Sergeant York (1941)

Sergeant York (1941), directed by Howard Hawks.

A hell-raising sharpshooting country boy reforms when struck by love and lightning, just in time to be drafted into the First World War. Initially claiming conscientious objector status, he meditates and decides he can participate. During a battle in the Argonne, according to his Medal of Honor citation:


After his platoon had suffered heavy casualties and 3 other non-commissioned officers had become casualties, Cpl. York assumed command. Fearlessly leading 7 men, he charged with great daring a machine-gun nest which was pouring deadly and incessant fire upon his platoon. In this heroic feat the machine-gun nest was taken, together with 4 officers and 128 men and several guns.

He did this with a bolt-action rifle and a sidearm. It's not clear to me how many enemy soldiers he shot in that action, but by all accounts it was a bunch. Over 20?

This is not the usual Hawks picture and is not a favorite among his fans, although it was wildly successful at the time. It is a reverential look at an American hero stressing historical accuracy, made when York and many others were still alive and gave their permission to be portrayed.

The most serious deviation from history: York did not get religion after lighting struck him and blew up his rifle. It was a long effort by his wife. York said a bolt of lightning was the closest the screenwriters could come to describing the experience.

Gary Cooper is a good fit for York, both men tall and lean, both hard-working country boys; Cooper grew up on a Montana cattle ranch. He was 10 years older than York as shown in the film.

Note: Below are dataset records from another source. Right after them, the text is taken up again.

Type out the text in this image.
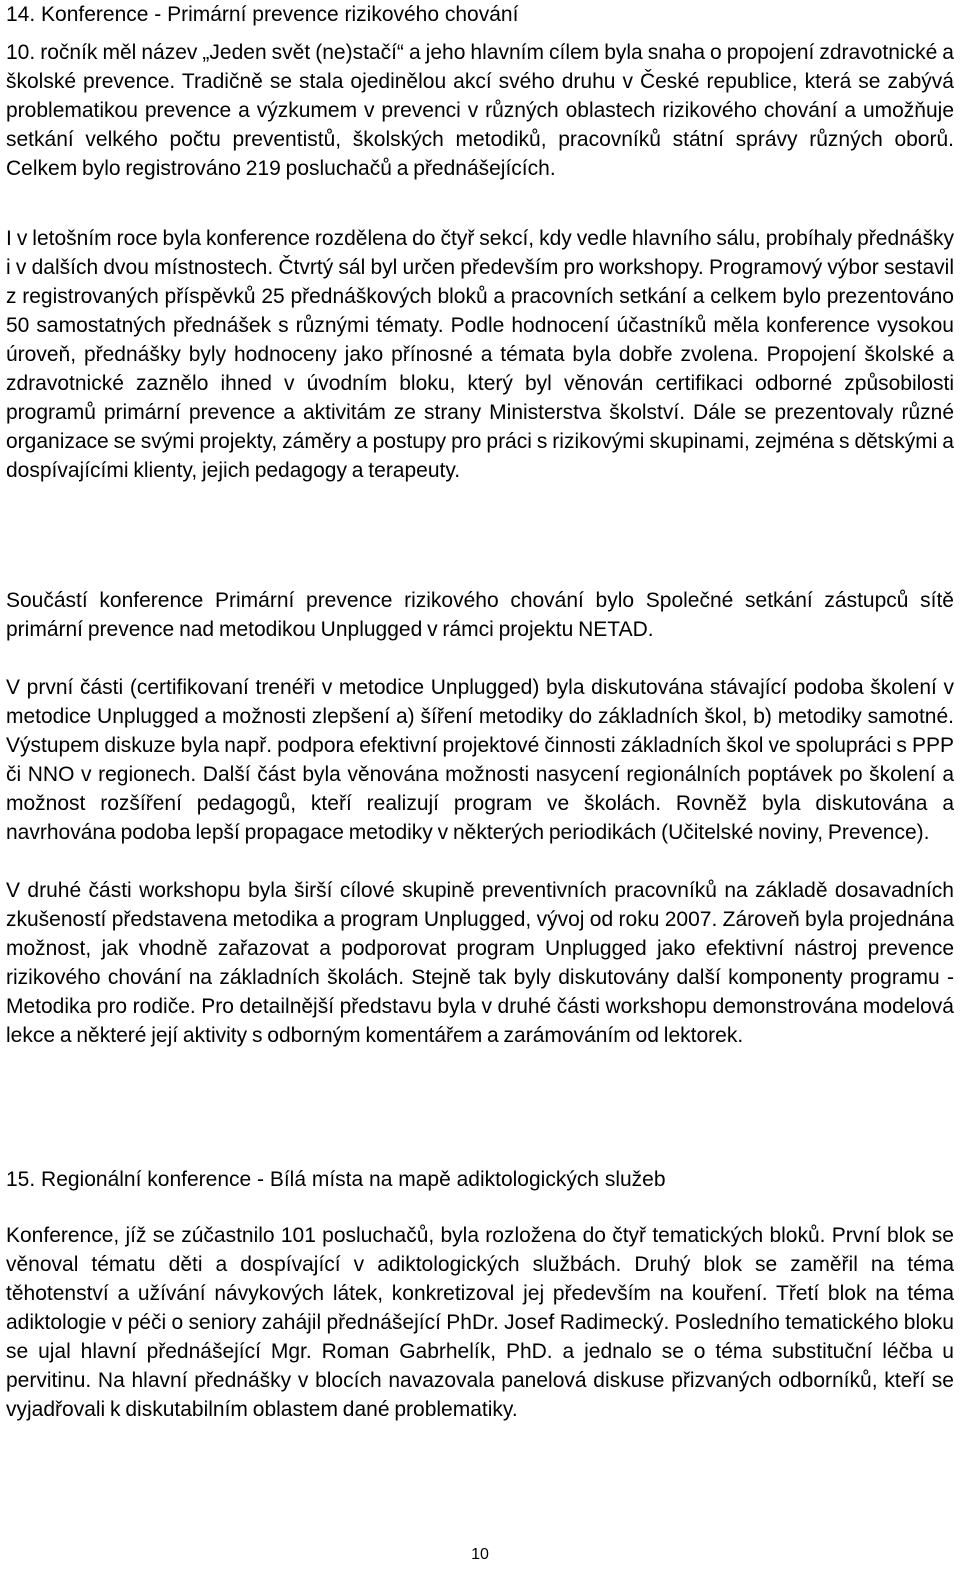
14. Konference - Primární prevence rizikového chování

10. ročník měl název „Jeden svět (ne)stačí“ a jeho hlavním cílem byla snaha o propojení zdravotnické a školské prevence. Tradičně se stala ojedinělou akcí svého druhu v České republice, která se zabývá problematikou prevence a výzkumem v prevenci v různých oblastech rizikového chování a umožňuje setkání velkého počtu preventistů, školských metodiků, pracovníků státní správy různých oborů. Celkem bylo registrováno 219 posluchačů a přednášejících.

I v letošním roce byla konference rozdělena do čtyř sekcí, kdy vedle hlavního sálu, probíhaly přednášky i v dalších dvou místnostech. Čtvrtý sál byl určen především pro workshopy. Programový výbor sestavil z registrovaných příspěvků 25 přednáškových bloků a pracovních setkání a celkem bylo prezentováno 50 samostatných přednášek s různými tématy. Podle hodnocení účastníků měla konference vysokou úroveň, přednášky byly hodnoceny jako přínosné a témata byla dobře zvolena. Propojení školské a zdravotnické zaznělo ihned v úvodním bloku, který byl věnován certifikaci odborné způsobilosti programů primární prevence a aktivitám ze strany Ministerstva školství. Dále se prezentovaly různé organizace se svými projekty, záměry a postupy pro práci s rizikovými skupinami, zejména s dětskými a dospívajícími klienty, jejich pedagogy a terapeuty.

Součástí konference Primární prevence rizikového chování bylo Společné setkání zástupců sítě primární prevence nad metodikou Unplugged v rámci projektu NETAD.

V první části (certifikovaní trenéři v metodice Unplugged) byla diskutována stávající podoba školení v metodice Unplugged a možnosti zlepšení a) šíření metodiky do základních škol, b) metodiky samotné. Výstupem diskuze byla např. podpora efektivní projektové činnosti základních škol ve spolupráci s PPP či NNO v regionech. Další část byla věnována možnosti nasycení regionálních poptávek po školení a možnost rozšíření pedagogů, kteří realizují program ve školách. Rovněž byla diskutována a navrhována podoba lepší propagace metodiky v některých periodikách (Učitelské noviny, Prevence).

V druhé části workshopu byla širší cílové skupině preventivních pracovníků na základě dosavadních zkušeností představena metodika a program Unplugged, vývoj od roku 2007. Zároveň byla projednána možnost, jak vhodně zařazovat a podporovat program Unplugged jako efektivní nástroj prevence rizikového chování na základních školách. Stejně tak byly diskutovány další komponenty programu - Metodika pro rodiče. Pro detailnější představu byla v druhé části workshopu demonstrována modelová lekce a některé její aktivity s odborným komentářem a zarámováním od lektorek.

15. Regionální konference - Bílá místa na mapě adiktologických služeb

Konference, jíž se zúčastnilo 101 posluchačů, byla rozložena do čtyř tematických bloků. První blok se věnoval tématu děti a dospívající v adiktologických službách. Druhý blok se zaměřil na téma těhotenství a užívání návykových látek, konkretizoval jej především na kouření. Třetí blok na téma adiktologie v péči o seniory zahájil přednášející PhDr. Josef Radimecký. Posledního tematického bloku se ujal hlavní přednášející Mgr. Roman Gabrhelík, PhD. a jednalo se o téma substituční léčba u pervitinu. Na hlavní přednášky v blocích navazovala panelová diskuse přizvaných odborníků, kteří se vyjadřovali k diskutabilním oblastem dané problematiky.

10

Many familiar faces. Walter Brennan was born to play old men. Joan Leslie moved to Warner and hit it big this year, also featured in High Sierra (1941). She was 16.

Most of the Tennessee scenes are on soundstages with painted backgrounds. When he gets to training camp and France, encountering the modern world for the first time, it opens up into outdoor locations.

This was in the theaters when the Japanese attacked Pearl Harbor and young men left the show and went directly to the enlistment offices. The circumstances are peculiar: before December 7 1941 the country was isolationist and the producers were called before the Senate and accused of making pro-war propaganda. After that date everything changed and Hollywood became part of the war effort.

The image of the sharpshooting citizen-soldier is embedded in American mythology. And how many films deal with the struggle of conscience on whether to go to war or not?

For more background see Sergeant York (film) and Alvin York.

Max Steiner score.

Available on DVD with a detailed commentary track.